“And this is love: that we walk in obedience to his commands. As you have heard from the beginning, his command is that you walk in love.” Psalm 34:17 (NIV)
Last time we were together, I shared how God has been talking to me in deeper ways throughout 2017. One of the things God invited me into conversation about was to remember, or fully acknowledge, that depression had been a part of my life since childhood. As I shared yesterday, I never wanted to acknowledge that I was “depressed” because I was afraid of being judged. However, it was something that had been with me off and on throughout childhood, my college days and into adulthood. I remember having a conversation with a good friend and she remarked how “whenever you get down, Cheri, it doesn’t last long.” I assumed that meant I was healthy, not that a statement like that was affirming the depression I wore.
It wasn’t until the past four years that I have been able to identify the feeling as a heavy blanket that settles onto my shoulders and stays there until… it lifts, only to come back when I least expect it. And it was after God revealed all that information to me that I realized I had a choice. I didn’t have to stay that way.
Throughout this journey in 2017, I have the privilege of praying with a sister in Christ (SIC) daily. We begin most mornings praying together and bringing our concerns before our Father. After this revelation from God, I felt led to ask my SIC to commit to helping me pray daily for 30 days for God to remove this blanket. I’m not sure why I felt God leading me in this direction since I had prayed multiple times in the past with no real relief, but I did and so I reached out and asked. She readily agreed and we began, praying along with our other requests for this blanket of depression to be taken away.

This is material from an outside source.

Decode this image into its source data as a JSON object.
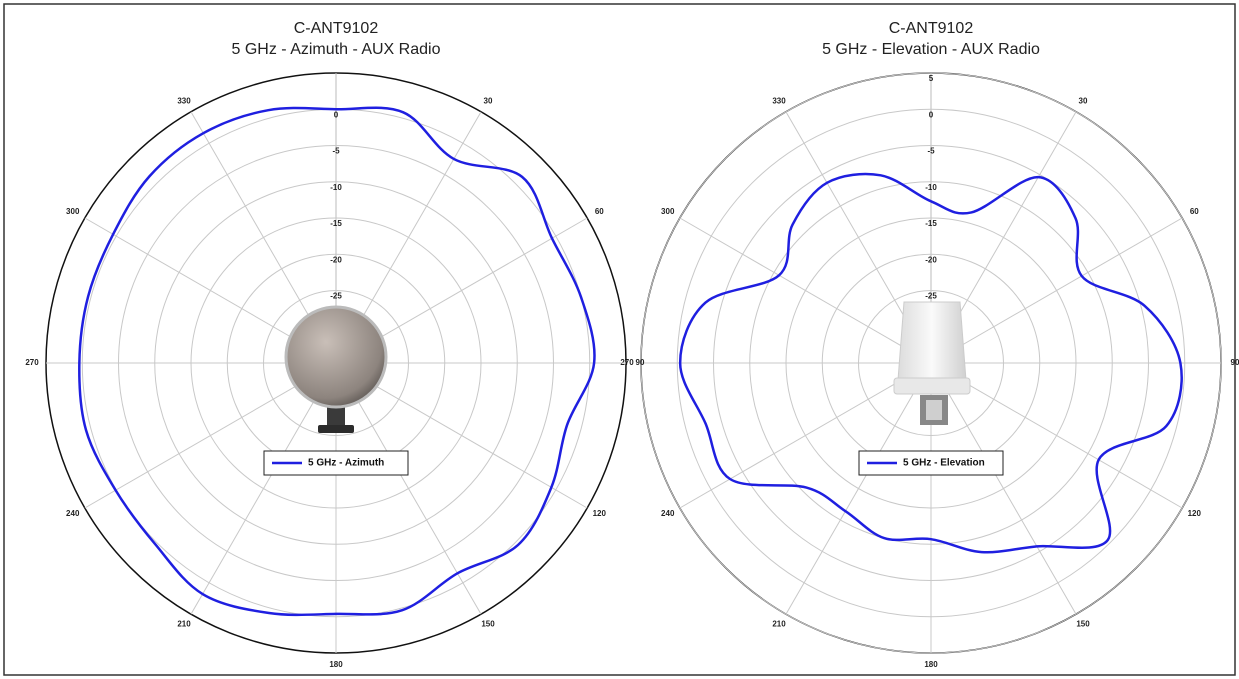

We began praying on Monday, May 22nd for God to remove the blanket. Tuesday, May 23rd we prayed again and this time, God told my SIC that the blanket I had been wearing had been burned. Not given away, not thrown away but burned. Ashes. It cannot come back. God answered a four year prayer one day after I committed to praying for 30 days straight.

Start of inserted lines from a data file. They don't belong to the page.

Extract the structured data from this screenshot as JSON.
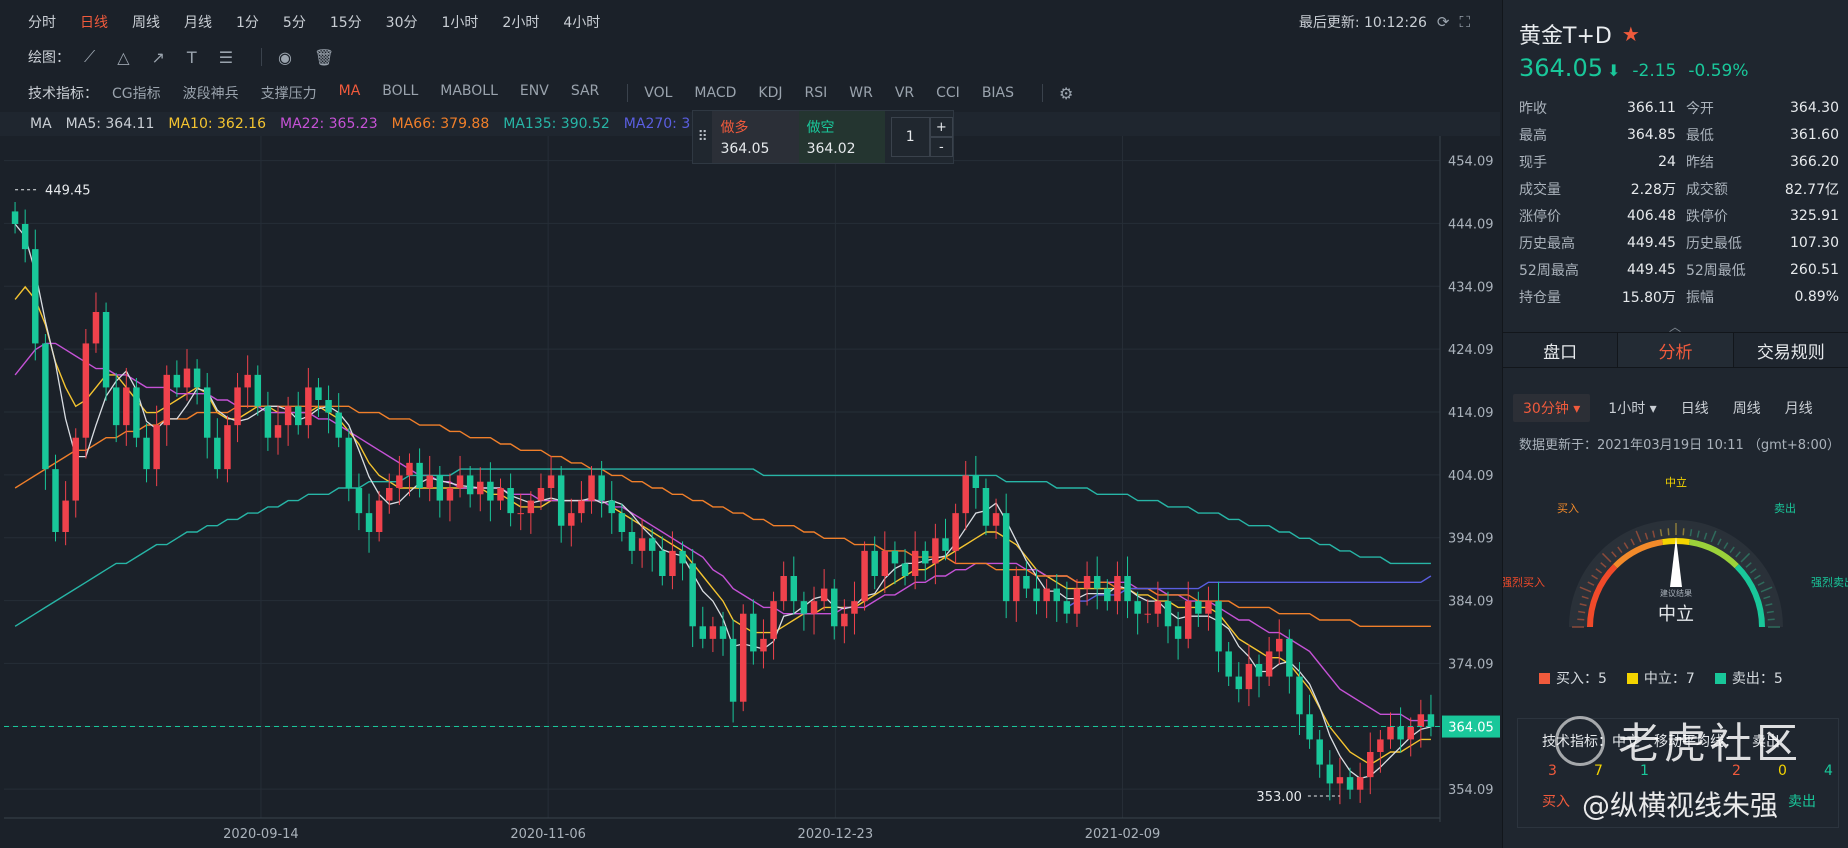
{
  "toolbar": {
    "timeframes": [
      "分时",
      "日线",
      "周线",
      "月线",
      "1分",
      "5分",
      "15分",
      "30分",
      "1小时",
      "2小时",
      "4小时"
    ],
    "active_timeframe": "日线",
    "last_update_label": "最后更新: 10:12:26",
    "draw_label": "绘图：",
    "indicator_label": "技术指标：",
    "indicators": [
      "CG指标",
      "波段神兵",
      "支撑压力",
      "MA",
      "BOLL",
      "MABOLL",
      "ENV",
      "SAR"
    ],
    "indicators2": [
      "VOL",
      "MACD",
      "KDJ",
      "RSI",
      "WR",
      "VR",
      "CCI",
      "BIAS"
    ],
    "active_indicator": "MA"
  },
  "ma_bar": {
    "label": "MA",
    "items": [
      {
        "text": "MA5: 364.11",
        "color": "#c9ced4"
      },
      {
        "text": "MA10: 362.16",
        "color": "#f4c430"
      },
      {
        "text": "MA22: 365.23",
        "color": "#c552d6"
      },
      {
        "text": "MA66: 379.88",
        "color": "#f07f2a"
      },
      {
        "text": "MA135: 390.52",
        "color": "#27b5a6"
      },
      {
        "text": "MA270: 3",
        "color": "#5a5ee0"
      }
    ]
  },
  "trade_box": {
    "long_label": "做多",
    "long_price": "364.05",
    "short_label": "做空",
    "short_price": "364.02",
    "qty": "1",
    "plus": "+",
    "minus": "-"
  },
  "chart_data": {
    "type": "candlestick",
    "y_ticks": [
      "454.09",
      "444.09",
      "434.09",
      "424.09",
      "414.09",
      "404.09",
      "394.09",
      "384.09",
      "374.09",
      "364.09",
      "354.09"
    ],
    "x_ticks": [
      "2020-09-14",
      "2020-11-06",
      "2020-12-23",
      "2021-02-09"
    ],
    "ylim": [
      349.5,
      458
    ],
    "current_price_label": "364.05",
    "current_price": 364.05,
    "high_marker": "449.45",
    "low_marker": "353.00",
    "closes": [
      444,
      440,
      425,
      405,
      395,
      400,
      410,
      425,
      430,
      418,
      412,
      418,
      410,
      405,
      412,
      420,
      418,
      421,
      418,
      410,
      405,
      412,
      418,
      420,
      415,
      410,
      412,
      415,
      412,
      418,
      416,
      414,
      410,
      402,
      398,
      395,
      400,
      402,
      404,
      406,
      402,
      404,
      400,
      402,
      404,
      401,
      403,
      400,
      402,
      398,
      398,
      400,
      402,
      404,
      396,
      398,
      400,
      404,
      400,
      398,
      395,
      392,
      394,
      392,
      388,
      392,
      390,
      380,
      378,
      380,
      378,
      368,
      382,
      376,
      378,
      384,
      388,
      384,
      382,
      384,
      386,
      380,
      382,
      384,
      392,
      388,
      392,
      390,
      388,
      392,
      390,
      394,
      392,
      398,
      404,
      402,
      396,
      398,
      384,
      388,
      386,
      384,
      386,
      384,
      382,
      386,
      388,
      386,
      384,
      388,
      384,
      382,
      382,
      384,
      380,
      378,
      384,
      382,
      384,
      376,
      372,
      370,
      374,
      372,
      376,
      378,
      372,
      366,
      362,
      358,
      355,
      356,
      354,
      356,
      360,
      362,
      364,
      362,
      364,
      366,
      364
    ],
    "colors": {
      "up": "#f0424c",
      "down": "#19c79a"
    },
    "series": [
      {
        "name": "MA10",
        "color": "#f4c430",
        "values": [
          432,
          434,
          432,
          428,
          422,
          418,
          415,
          416,
          418,
          420,
          420,
          418,
          416,
          414,
          414,
          415,
          416,
          417,
          418,
          417,
          414,
          413,
          413,
          414,
          415,
          415,
          414,
          414,
          414,
          414,
          415,
          414,
          413,
          411,
          409,
          406,
          404,
          403,
          402,
          402,
          402,
          402,
          402,
          402,
          402,
          402,
          402,
          401,
          401,
          400,
          399,
          399,
          399,
          400,
          400,
          400,
          400,
          400,
          400,
          399,
          398,
          397,
          396,
          395,
          394,
          393,
          392,
          390,
          388,
          386,
          384,
          381,
          380,
          379,
          379,
          379,
          380,
          381,
          382,
          382,
          383,
          383,
          383,
          383,
          384,
          385,
          386,
          387,
          388,
          389,
          389,
          390,
          391,
          392,
          393,
          394,
          395,
          395,
          394,
          393,
          391,
          389,
          388,
          387,
          386,
          386,
          386,
          386,
          386,
          386,
          386,
          385,
          385,
          384,
          384,
          383,
          383,
          383,
          383,
          382,
          380,
          378,
          377,
          376,
          375,
          375,
          374,
          372,
          370,
          367,
          364,
          362,
          360,
          359,
          358,
          359,
          360,
          360,
          361,
          362,
          362
        ]
      },
      {
        "name": "MA22",
        "color": "#c552d6",
        "values": [
          420,
          422,
          424,
          425,
          425,
          424,
          423,
          422,
          421,
          421,
          420,
          420,
          419,
          418,
          418,
          418,
          417,
          417,
          417,
          417,
          416,
          416,
          415,
          415,
          415,
          414,
          414,
          414,
          414,
          414,
          413,
          413,
          412,
          411,
          410,
          409,
          408,
          407,
          406,
          405,
          404,
          404,
          403,
          403,
          402,
          402,
          402,
          402,
          402,
          401,
          401,
          401,
          400,
          400,
          400,
          400,
          400,
          400,
          400,
          399,
          399,
          398,
          397,
          396,
          395,
          394,
          393,
          392,
          391,
          389,
          388,
          386,
          385,
          384,
          383,
          383,
          382,
          382,
          382,
          382,
          382,
          382,
          383,
          383,
          383,
          384,
          385,
          385,
          386,
          387,
          387,
          388,
          388,
          389,
          389,
          390,
          390,
          390,
          390,
          390,
          389,
          389,
          388,
          388,
          388,
          387,
          387,
          387,
          387,
          387,
          387,
          386,
          386,
          386,
          385,
          385,
          384,
          384,
          384,
          383,
          382,
          381,
          381,
          380,
          379,
          379,
          378,
          377,
          376,
          374,
          372,
          370,
          369,
          368,
          367,
          366,
          366,
          366,
          365,
          365,
          365
        ]
      },
      {
        "name": "MA66",
        "color": "#f07f2a",
        "values": [
          402,
          403,
          404,
          405,
          406,
          407,
          408,
          408,
          409,
          410,
          410,
          411,
          411,
          412,
          412,
          413,
          413,
          413,
          414,
          414,
          414,
          414,
          415,
          415,
          415,
          415,
          415,
          415,
          415,
          415,
          415,
          415,
          415,
          415,
          414,
          414,
          414,
          413,
          413,
          413,
          412,
          412,
          412,
          411,
          411,
          410,
          410,
          410,
          409,
          409,
          408,
          408,
          408,
          407,
          407,
          406,
          406,
          405,
          405,
          404,
          404,
          403,
          403,
          402,
          402,
          401,
          401,
          400,
          400,
          399,
          399,
          398,
          398,
          397,
          397,
          396,
          396,
          396,
          395,
          395,
          394,
          394,
          394,
          393,
          393,
          393,
          392,
          392,
          392,
          391,
          391,
          391,
          391,
          390,
          390,
          390,
          390,
          389,
          389,
          389,
          389,
          388,
          388,
          388,
          388,
          387,
          387,
          387,
          387,
          386,
          386,
          386,
          386,
          385,
          385,
          385,
          385,
          384,
          384,
          384,
          384,
          383,
          383,
          383,
          383,
          382,
          382,
          382,
          382,
          381,
          381,
          381,
          381,
          380,
          380,
          380,
          380,
          380,
          380,
          380,
          380
        ]
      },
      {
        "name": "MA135",
        "color": "#27b5a6",
        "values": [
          380,
          381,
          382,
          383,
          384,
          385,
          386,
          387,
          388,
          389,
          390,
          390,
          391,
          392,
          393,
          393,
          394,
          395,
          395,
          396,
          396,
          397,
          397,
          398,
          398,
          399,
          399,
          400,
          400,
          401,
          401,
          401,
          402,
          402,
          402,
          403,
          403,
          403,
          403,
          404,
          404,
          404,
          404,
          404,
          405,
          405,
          405,
          405,
          405,
          405,
          405,
          405,
          405,
          405,
          405,
          405,
          405,
          405,
          405,
          405,
          405,
          405,
          405,
          405,
          405,
          405,
          405,
          405,
          405,
          405,
          405,
          405,
          405,
          405,
          404,
          404,
          404,
          404,
          404,
          404,
          404,
          404,
          404,
          404,
          404,
          404,
          404,
          404,
          404,
          404,
          404,
          404,
          404,
          404,
          404,
          404,
          404,
          404,
          403,
          403,
          403,
          403,
          403,
          402,
          402,
          402,
          402,
          401,
          401,
          401,
          401,
          400,
          400,
          400,
          399,
          399,
          399,
          398,
          398,
          398,
          397,
          397,
          396,
          396,
          396,
          395,
          395,
          394,
          394,
          393,
          393,
          392,
          392,
          391,
          391,
          391,
          390,
          390,
          390,
          390,
          390
        ]
      },
      {
        "name": "MA270",
        "color": "#5a5ee0",
        "values": [
          null,
          null,
          null,
          null,
          null,
          null,
          null,
          null,
          null,
          null,
          null,
          null,
          null,
          null,
          null,
          null,
          null,
          null,
          null,
          null,
          null,
          null,
          null,
          null,
          null,
          null,
          null,
          null,
          null,
          null,
          null,
          null,
          null,
          null,
          null,
          null,
          null,
          null,
          null,
          null,
          null,
          null,
          null,
          null,
          null,
          null,
          null,
          null,
          null,
          null,
          null,
          null,
          null,
          null,
          null,
          null,
          null,
          null,
          null,
          null,
          null,
          null,
          null,
          null,
          null,
          null,
          null,
          null,
          null,
          null,
          null,
          null,
          null,
          null,
          null,
          null,
          null,
          null,
          null,
          null,
          null,
          null,
          null,
          null,
          null,
          null,
          null,
          null,
          null,
          null,
          null,
          null,
          null,
          null,
          null,
          null,
          null,
          null,
          null,
          null,
          null,
          null,
          null,
          null,
          383,
          384,
          384,
          385,
          385,
          385,
          386,
          386,
          386,
          386,
          386,
          386,
          386,
          386,
          387,
          387,
          387,
          387,
          387,
          387,
          387,
          387,
          387,
          387,
          387,
          387,
          387,
          387,
          387,
          387,
          387,
          387,
          387,
          387,
          387,
          387,
          388
        ]
      }
    ]
  },
  "panel": {
    "name": "黄金T+D",
    "price": "364.05",
    "change": "-2.15",
    "change_pct": "-0.59%",
    "colors": {
      "down": "#19c79a",
      "up": "#f05a3c"
    },
    "stats": [
      [
        "昨收",
        "366.11",
        "今开",
        "364.30"
      ],
      [
        "最高",
        "364.85",
        "最低",
        "361.60"
      ],
      [
        "现手",
        "24",
        "昨结",
        "366.20"
      ],
      [
        "成交量",
        "2.28万",
        "成交额",
        "82.77亿"
      ],
      [
        "涨停价",
        "406.48",
        "跌停价",
        "325.91"
      ],
      [
        "历史最高",
        "449.45",
        "历史最低",
        "107.30"
      ],
      [
        "52周最高",
        "449.45",
        "52周最低",
        "260.51"
      ],
      [
        "持仓量",
        "15.80万",
        "振幅",
        "0.89%"
      ]
    ],
    "tabs": [
      "盘口",
      "分析",
      "交易规则"
    ],
    "active_tab": "分析",
    "periods": [
      "30分钟 ▾",
      "1小时 ▾",
      "日线",
      "周线",
      "月线"
    ],
    "active_period": "30分钟 ▾",
    "data_time": "数据更新于：2021年03月19日 10:11 （gmt+8:00）",
    "gauge": {
      "labels": [
        "强烈买入",
        "买入",
        "中立",
        "卖出",
        "强烈卖出"
      ],
      "result_small": "建议结果",
      "result": "中立",
      "value": 0.5
    },
    "legend": [
      {
        "text": "买入：5",
        "color": "#f05a3c"
      },
      {
        "text": "中立：7",
        "color": "#f4d400"
      },
      {
        "text": "卖出：5",
        "color": "#19c79a"
      }
    ],
    "summary": {
      "head": [
        "技术指标：中立",
        "移动平均线：",
        "卖出"
      ],
      "nums": [
        "3",
        "7",
        "1",
        "",
        "2",
        "0",
        "4"
      ],
      "buy": "买入",
      "sell": "卖出"
    }
  },
  "watermark": {
    "community": "老虎社区",
    "author": "@纵横视线朱强"
  }
}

From listening to my pastor’s testimony about his healing and hearing others’ testimonies about being healed, I expected to feel a warmth travel through my body or to feel joy or happiness or… whatever the opposite of depression is. I at least expected to feel the light sensations (feelings) I would feel when the blanket would be temporarily lifted before it would eventually settle back down again. I felt none of that. But what I did feel was… peace. The kind of peace that only God can give. And I knew exactly what that peace felt like because God took all of 2016 to teach me how to ask for and receive His peace.